N’en déplaise aux ayatollah de l’art apolitique — il n’y a rien de bucolique, de naïf et d’innocent dans les toiles urbaines des maîtres impressionnistes.
Les Bords d’Argenteuil, d’Épinay, de Gennevilliers, de Colombes.
Il faut voir à quoi ressemblent ces mêmes bords de seine en 2023.
Défigurés par le commerce, enlaidis de béton et d’âmes tristes car tristement exploitées.
Les ouvriers d’hier ne font plus battre les machines de ces usines désormais désaffectées — ils sont désormais les petits employés exploités par un système tertiaire qui ne leur donne ni de quoi vivre dignement, ni même un paysage où vivre dignement.
Ce paysage dit de banlieue offre des lignes géométriques à perte de vue.
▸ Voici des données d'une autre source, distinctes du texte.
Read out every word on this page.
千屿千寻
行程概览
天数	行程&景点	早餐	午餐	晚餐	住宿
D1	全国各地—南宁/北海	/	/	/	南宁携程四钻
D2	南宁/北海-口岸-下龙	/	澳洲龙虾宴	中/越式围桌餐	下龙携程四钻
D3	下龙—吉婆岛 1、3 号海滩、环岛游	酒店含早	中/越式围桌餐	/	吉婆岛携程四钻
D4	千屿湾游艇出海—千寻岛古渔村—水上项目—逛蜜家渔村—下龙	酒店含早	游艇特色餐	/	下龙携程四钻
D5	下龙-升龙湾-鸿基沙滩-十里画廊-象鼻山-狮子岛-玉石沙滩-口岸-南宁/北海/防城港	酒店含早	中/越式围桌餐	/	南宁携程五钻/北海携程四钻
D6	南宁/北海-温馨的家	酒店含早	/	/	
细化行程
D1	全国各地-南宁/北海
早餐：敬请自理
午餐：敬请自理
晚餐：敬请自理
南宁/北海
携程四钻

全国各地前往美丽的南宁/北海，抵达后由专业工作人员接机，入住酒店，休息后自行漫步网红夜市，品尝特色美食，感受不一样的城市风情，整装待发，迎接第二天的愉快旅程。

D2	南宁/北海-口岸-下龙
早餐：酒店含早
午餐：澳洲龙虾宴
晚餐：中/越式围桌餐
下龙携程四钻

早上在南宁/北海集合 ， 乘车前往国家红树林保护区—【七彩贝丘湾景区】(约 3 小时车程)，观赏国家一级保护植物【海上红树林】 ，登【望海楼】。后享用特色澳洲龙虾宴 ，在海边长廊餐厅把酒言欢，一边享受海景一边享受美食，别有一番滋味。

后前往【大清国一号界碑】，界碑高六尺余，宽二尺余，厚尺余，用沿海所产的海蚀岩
Des lignes droites et des cubes entassés sur d’autres ont rasé et la nature, et le charme et la transcendance inhérente à l’esprit apaisé de l’Homme qui peut alors s’élever.
Se pose alors la question: où en sommes-nous du progrès de l’humanité?
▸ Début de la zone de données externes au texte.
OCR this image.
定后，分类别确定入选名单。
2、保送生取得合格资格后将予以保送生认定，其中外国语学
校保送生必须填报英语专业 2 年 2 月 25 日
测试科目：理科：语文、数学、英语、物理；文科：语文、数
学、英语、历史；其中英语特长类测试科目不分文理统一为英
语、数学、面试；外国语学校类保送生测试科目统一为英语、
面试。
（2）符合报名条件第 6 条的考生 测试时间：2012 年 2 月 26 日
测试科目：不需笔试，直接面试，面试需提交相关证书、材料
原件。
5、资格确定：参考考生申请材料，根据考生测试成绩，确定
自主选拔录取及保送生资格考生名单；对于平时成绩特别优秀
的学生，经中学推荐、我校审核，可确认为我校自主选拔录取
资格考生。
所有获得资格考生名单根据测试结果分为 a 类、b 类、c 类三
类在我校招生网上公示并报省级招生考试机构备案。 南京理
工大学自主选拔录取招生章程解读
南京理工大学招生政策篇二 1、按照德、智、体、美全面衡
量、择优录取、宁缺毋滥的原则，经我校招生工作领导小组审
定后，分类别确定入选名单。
Les impressionnistes nous avaient bien prévenus. Arracher la terre à l’homme conduirait à l’avènement de société folles.
Folles de tristesse, de frustration, de complexe, de violence, d’inégalités. Folles surtout de laideur, d’ennui et de platitude. Folles de pas offrir à l’Homme le socle créatif qui titille et stimule ses sens, soit son humanité même !
Un exemple qui parle à tous et pour tous. Villeneuve-la-garenne. Par Berthe Morisot ou par Sisley. Renoir, le peintre de Montmartre, aimait tellement cette toile de Sisley qu’il disait qu’elle faisait naître le désir de s’y promener. A Villeneuve-la-garenne.
En 2023, les ZUS, les ZUP et les ZEP ont pris lieu et place sur ces mêmes paysages inspirants. Faut-il s’étonner?
Le déterminisme social est aussi une question de paysage — tristesse et violence contemporaines entrent en résonance avec la laideur qui les environne. Elles procèdent de ce désarroi esthétique dans lequel les politiques économiques outrancières nous ont foutu.
Depuis 150 ans que ce pays ne sait plus faire sortir de terre que des paysages sans beauté, ni rêve, ni extravagance.
Constat
Où en sommes nous, en 2023?
Le rapport du GIEC N°6. Le grenelle de l’environnement depuis 1968.
Les Accord de Paris. La COP N°22. Que disent-ils?
L’ère industrielle a littéralement niqué la planète. Et avec elle, ce qui a fait la spécificité de l’humanité même, — cette espèce qui depuis près de 7 millions d’années est exaltée par la Nature pour donner un sens sublime à son existence ordinaire.
Les impressionnistes nous avaient prévenus: l’Homme moderne a été privé de son droit le plus précieux — le droit d’être inspiré.